Вернувшись в рабочее помещение Комиссии по расследованию убийств, Фабель задержался у стола Анны Вольф и продиктовал ей имя и адрес, указанные в записке. Улыбку словно смыло с лица Анны.
— Убитая?
— Как раз это я и попрошу тебя выяснить, — мрачно произнес Фабель. — Убийца вложил ей в руку письмо. В нем указано имя жертвы.

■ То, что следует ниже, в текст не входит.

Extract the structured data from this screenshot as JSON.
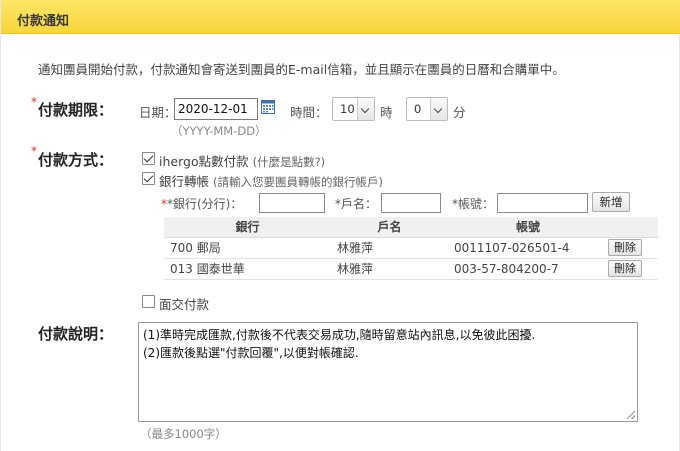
{
  "header": {
    "title": "付款通知"
  },
  "intro": "通知團員開始付款，付款通知會寄送到團員的E-mail信箱，並且顯示在團員的日曆和合購單中。",
  "required_mark": "*",
  "period": {
    "label": "付款期限：",
    "date_label": "日期：",
    "date_value": "2020-12-01",
    "date_hint": "（YYYY-MM-DD）",
    "time_label": "時間：",
    "hour_value": "10",
    "hour_unit": "時",
    "minute_value": "0",
    "minute_unit": "分"
  },
  "method": {
    "label": "付款方式：",
    "points": {
      "checked": true,
      "label": "ihergo點數付款",
      "link": "(什麼是點數?)"
    },
    "bank": {
      "checked": true,
      "label": "銀行轉帳",
      "note": "(請輸入您要團員轉帳的銀行帳戶)"
    },
    "bank_form": {
      "bank_label": "*銀行(分行)：",
      "name_label": "*戶名：",
      "account_label": "*帳號：",
      "add_button": "新增"
    },
    "table": {
      "headers": [
        "銀行",
        "戶名",
        "帳號",
        ""
      ],
      "rows": [
        {
          "bank": "700 郵局",
          "name": "林雅萍",
          "account": "0011107-026501-4",
          "action": "刪除"
        },
        {
          "bank": "013 國泰世華",
          "name": "林雅萍",
          "account": "003-57-804200-7",
          "action": "刪除"
        }
      ]
    },
    "face_to_face": {
      "checked": false,
      "label": "面交付款"
    }
  },
  "description": {
    "label": "付款說明：",
    "lines": [
      "(1)準時完成匯款,付款後不代表交易成功,隨時留意站內訊息,以免彼此困擾.",
      "(2)匯款後點選\"付款回覆\",以便對帳確認."
    ],
    "limit_hint": "（最多1000字）"
  },
  "colors": {
    "header_bg": "#f9dc4a",
    "required": "#d9302c"
  }
}
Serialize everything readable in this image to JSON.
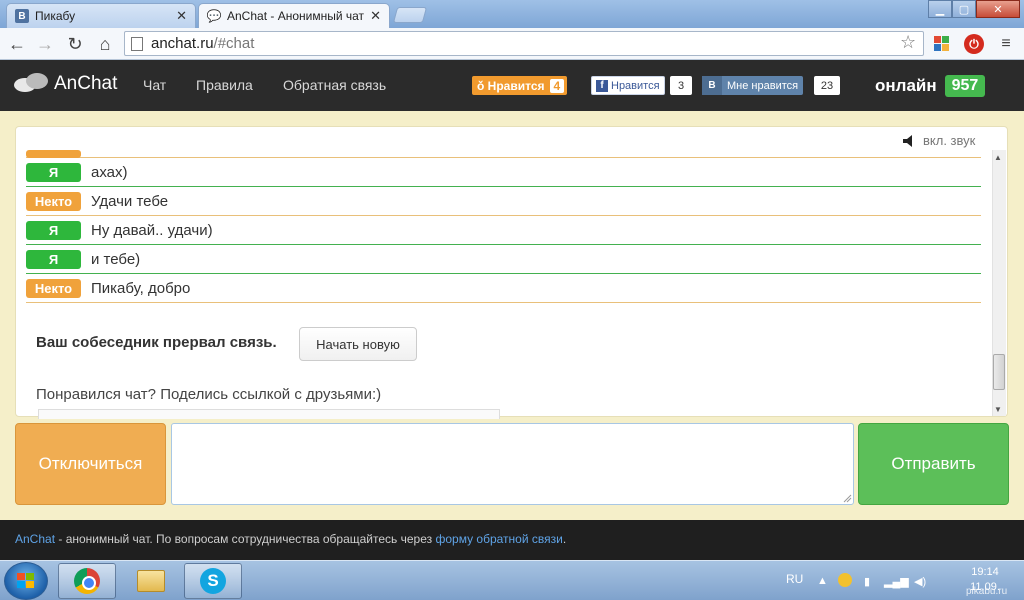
{
  "browser": {
    "tabs": [
      {
        "label": "Пикабу",
        "icon": "vk-favicon",
        "active": false
      },
      {
        "label": "AnChat - Анонимный чат",
        "icon": "chat-favicon",
        "active": true
      }
    ],
    "url_host": "anchat.ru",
    "url_path": "/#chat"
  },
  "site": {
    "logo": "AnChat",
    "nav": [
      "Чат",
      "Правила",
      "Обратная связь"
    ],
    "social": {
      "ok_label": "Нравится",
      "ok_count": "4",
      "fb_label": "Нравится",
      "fb_count": "3",
      "vk_label": "Мне нравится",
      "vk_count": "23"
    },
    "online_label": "онлайн",
    "online_count": "957"
  },
  "chat": {
    "sound_toggle": "вкл. звук",
    "messages": [
      {
        "author": "Я",
        "role": "me",
        "text": "ахах)"
      },
      {
        "author": "Некто",
        "role": "stranger",
        "text": "Удачи тебе"
      },
      {
        "author": "Я",
        "role": "me",
        "text": "Ну давай.. удачи)"
      },
      {
        "author": "Я",
        "role": "me",
        "text": "и тебе)"
      },
      {
        "author": "Некто",
        "role": "stranger",
        "text": "Пикабу, добро"
      }
    ],
    "end_notice": "Ваш собеседник прервал связь.",
    "new_chat_button": "Начать новую",
    "share_prompt": "Понравился чат? Поделись ссылкой с друзьями:)"
  },
  "controls": {
    "disconnect_button": "Отключиться",
    "send_button": "Отправить",
    "input_value": ""
  },
  "footer": {
    "brand": "AnChat",
    "text": " - анонимный чат. По вопросам сотрудничества обращайтесь через ",
    "link": "форму обратной связи",
    "end": "."
  },
  "taskbar": {
    "apps": [
      "chrome-icon",
      "explorer-folder-icon",
      "skype-icon"
    ],
    "language": "RU",
    "time": "19:14",
    "date": "11.09."
  },
  "watermark": "pikabu.ru",
  "colors": {
    "me_badge": "#2eb73c",
    "stranger_badge": "#f0a23b",
    "disconnect": "#f0ad52",
    "send": "#5cbf59",
    "online_badge": "#45b94f",
    "page_bg": "#f5efc9",
    "header_bg": "#2b2b2b"
  }
}
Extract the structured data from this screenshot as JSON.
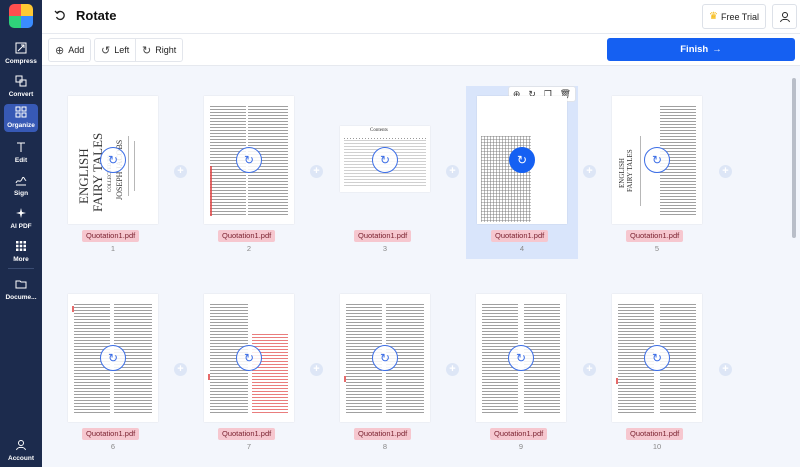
{
  "sidebar": {
    "items": [
      {
        "label": "Compress",
        "icon": "compress-icon"
      },
      {
        "label": "Convert",
        "icon": "convert-icon"
      },
      {
        "label": "Organize",
        "icon": "organize-icon",
        "active": true
      },
      {
        "label": "Edit",
        "icon": "edit-icon"
      },
      {
        "label": "Sign",
        "icon": "sign-icon"
      },
      {
        "label": "AI PDF",
        "icon": "ai-pdf-icon"
      },
      {
        "label": "More",
        "icon": "more-icon"
      },
      {
        "label": "Docume...",
        "icon": "documents-icon"
      }
    ],
    "account_label": "Account"
  },
  "header": {
    "title": "Rotate",
    "trial_label": "Free Trial"
  },
  "toolbar": {
    "add_label": "Add",
    "left_label": "Left",
    "right_label": "Right",
    "finish_label": "Finish"
  },
  "cover": {
    "title1": "ENGLISH",
    "title2": "FAIRY TALES",
    "author": "JOSEPH JACOBS",
    "small": "COLLECTED BY"
  },
  "page3_heading": "Contents",
  "pages": [
    {
      "file": "Quotation1.pdf",
      "number": "1"
    },
    {
      "file": "Quotation1.pdf",
      "number": "2"
    },
    {
      "file": "Quotation1.pdf",
      "number": "3"
    },
    {
      "file": "Quotation1.pdf",
      "number": "4",
      "selected": true
    },
    {
      "file": "Quotation1.pdf",
      "number": "5"
    },
    {
      "file": "Quotation1.pdf",
      "number": "6"
    },
    {
      "file": "Quotation1.pdf",
      "number": "7"
    },
    {
      "file": "Quotation1.pdf",
      "number": "8"
    },
    {
      "file": "Quotation1.pdf",
      "number": "9"
    },
    {
      "file": "Quotation1.pdf",
      "number": "10"
    }
  ],
  "colors": {
    "sidebar": "#1c2b4d",
    "accent": "#1560f2",
    "label_bg": "#f6c7cf",
    "canvas": "#f3f6fc"
  }
}
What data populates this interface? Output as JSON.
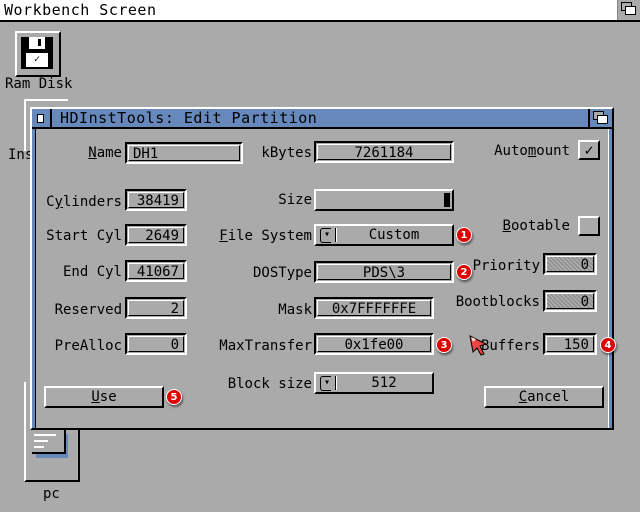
{
  "screen": {
    "title": "Workbench Screen"
  },
  "desktop": {
    "icons": [
      {
        "label": "Ram Disk",
        "icon": "floppy-disk-icon"
      },
      {
        "label": "Ins",
        "icon": "drawer-icon"
      },
      {
        "label": "pc",
        "icon": "drive-icon"
      }
    ]
  },
  "window": {
    "title": "HDInstTools: Edit Partition",
    "fields": {
      "name": {
        "label_pre": "",
        "label_u": "N",
        "label_post": "ame",
        "value": "DH1"
      },
      "kbytes": {
        "label": "kBytes",
        "value": "7261184"
      },
      "automount": {
        "label_pre": "Auto",
        "label_u": "m",
        "label_post": "ount",
        "checked": true,
        "check_glyph": "✓"
      },
      "cylinders": {
        "label_pre": "C",
        "label_u": "y",
        "label_post": "linders",
        "value": "38419"
      },
      "size": {
        "label": "Size",
        "fraction": 1.0
      },
      "start_cyl": {
        "label": "Start Cyl",
        "value": "2649"
      },
      "file_system": {
        "label_pre": "",
        "label_u": "F",
        "label_post": "ile System",
        "value": "Custom"
      },
      "bootable": {
        "label_pre": "",
        "label_u": "B",
        "label_post": "ootable",
        "checked": false,
        "check_glyph": ""
      },
      "end_cyl": {
        "label": "End Cyl",
        "value": "41067"
      },
      "dostype": {
        "label": "DOSType",
        "value": "PDS\\3"
      },
      "priority": {
        "label": "Priority",
        "value": "0",
        "disabled": true
      },
      "reserved": {
        "label": "Reserved",
        "value": "2"
      },
      "mask": {
        "label": "Mask",
        "value": "0x7FFFFFFE"
      },
      "bootblocks": {
        "label": "Bootblocks",
        "value": "0",
        "disabled": true
      },
      "prealloc": {
        "label": "PreAlloc",
        "value": "0"
      },
      "maxtransfer": {
        "label": "MaxTransfer",
        "value": "0x1fe00"
      },
      "buffers": {
        "label": "Buffers",
        "value": "150"
      },
      "block_size": {
        "label": "Block size",
        "value": "512"
      }
    },
    "buttons": {
      "use": {
        "label_u": "U",
        "label_post": "se"
      },
      "cancel": {
        "label_u": "C",
        "label_post": "ancel"
      }
    }
  },
  "annotations": [
    {
      "number": "1",
      "target": "file-system"
    },
    {
      "number": "2",
      "target": "dostype"
    },
    {
      "number": "3",
      "target": "maxtransfer"
    },
    {
      "number": "4",
      "target": "buffers"
    },
    {
      "number": "5",
      "target": "use-button"
    }
  ],
  "colors": {
    "background": "#aaaaaa",
    "title_bar": "#6688bb",
    "badge": "#e00000",
    "pointer": "#ee4444"
  }
}
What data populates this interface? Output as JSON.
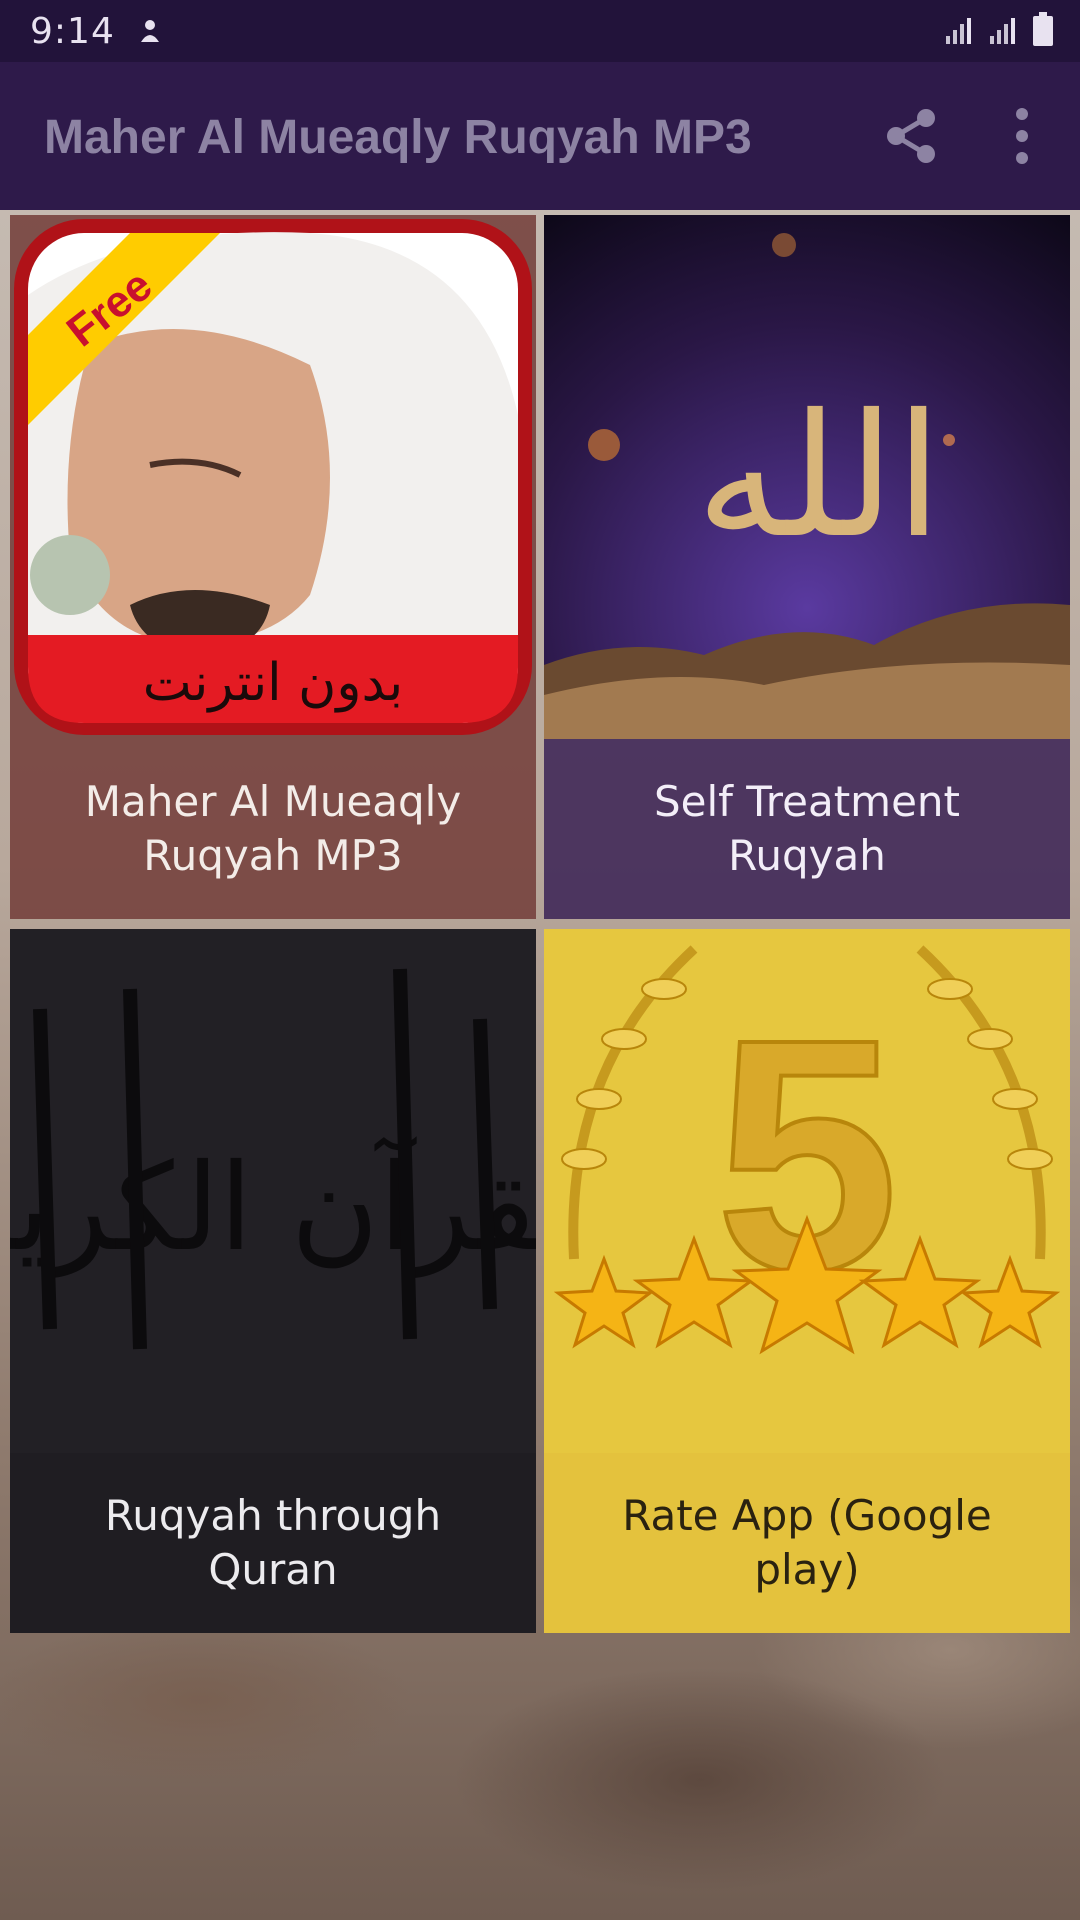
{
  "status_bar": {
    "time": "9:14"
  },
  "app_bar": {
    "title": "Maher Al Mueaqly Ruqyah MP3"
  },
  "tiles": [
    {
      "label": "Maher Al Mueaqly Ruqyah MP3",
      "badge": "Free",
      "banner_text": "بدون انترنت"
    },
    {
      "label": "Self Treatment Ruqyah",
      "calligraphy": "الله"
    },
    {
      "label": "Ruqyah through Quran",
      "calligraphy": "القرآن الكريم"
    },
    {
      "label": "Rate App (Google play)",
      "big_number": "5"
    }
  ],
  "colors": {
    "status_bar": "#22133a",
    "app_bar": "#2e1a4a",
    "title_text": "#8d83a3",
    "tile_gold": "#e4c23d"
  }
}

— Я займусь этим немедленно, шеф.
Фабель вошел в свой кабинет и закрыл за собой дверь. Усевшись за стол, он посмотрел через стеклянную разделительную стену на главный офис Комиссии. Фабель так и не привык к новому зданию Полицайпрезидиума, прикипев душой к старому дому на Байм-Штрохаузе около Берлинских ворот. Но за последнее время полиция Гамбурга вообще претерпела серьезные изменения, большинство которых пришлись Фабелю не по вкусу. Теперь штаб-квартира гамбургской полиции размещалась в новеньком, с иголочки, пятиэтажном здании, имеющем вид пятиконечной звезды с атриумом в центре. Но дела в новом строении пошли не так гладко, как рассчитывали архитекторы и на что надеялось полицейское начальство. Первоначально в атриуме соорудили бассейн с фонтаном, ставшим вскоре родным домом для комаров. А когда Полицайпрезидиум подвергся атаке пауков, процветавших на обильных кормах бассейна, было принято решение заменить воду гравием. В полиции Гамбурга произошли и другие изменения. Цвет формы со стандартного для всей Германии горчично-зеленого поменялся на сине-белый. Но труднее всего Фабелю смириться с появлением в составе полиции Гамбурга милитаризованных отрядов — так называемых ПОГ, что на нормальном человеческом языке означало Подвижная оперативная группа. Создание вооруженного до зубов спецназа, как уверяло Фабеля начальство, является необходимым злом. Фабель это понимал и даже сам стал прибегать к поддержке ПОГ — особенно после того как потерял в схватке двоих сотрудников. Однако его возмущало высокомерное поведение некоторых офицеров спецслужбы.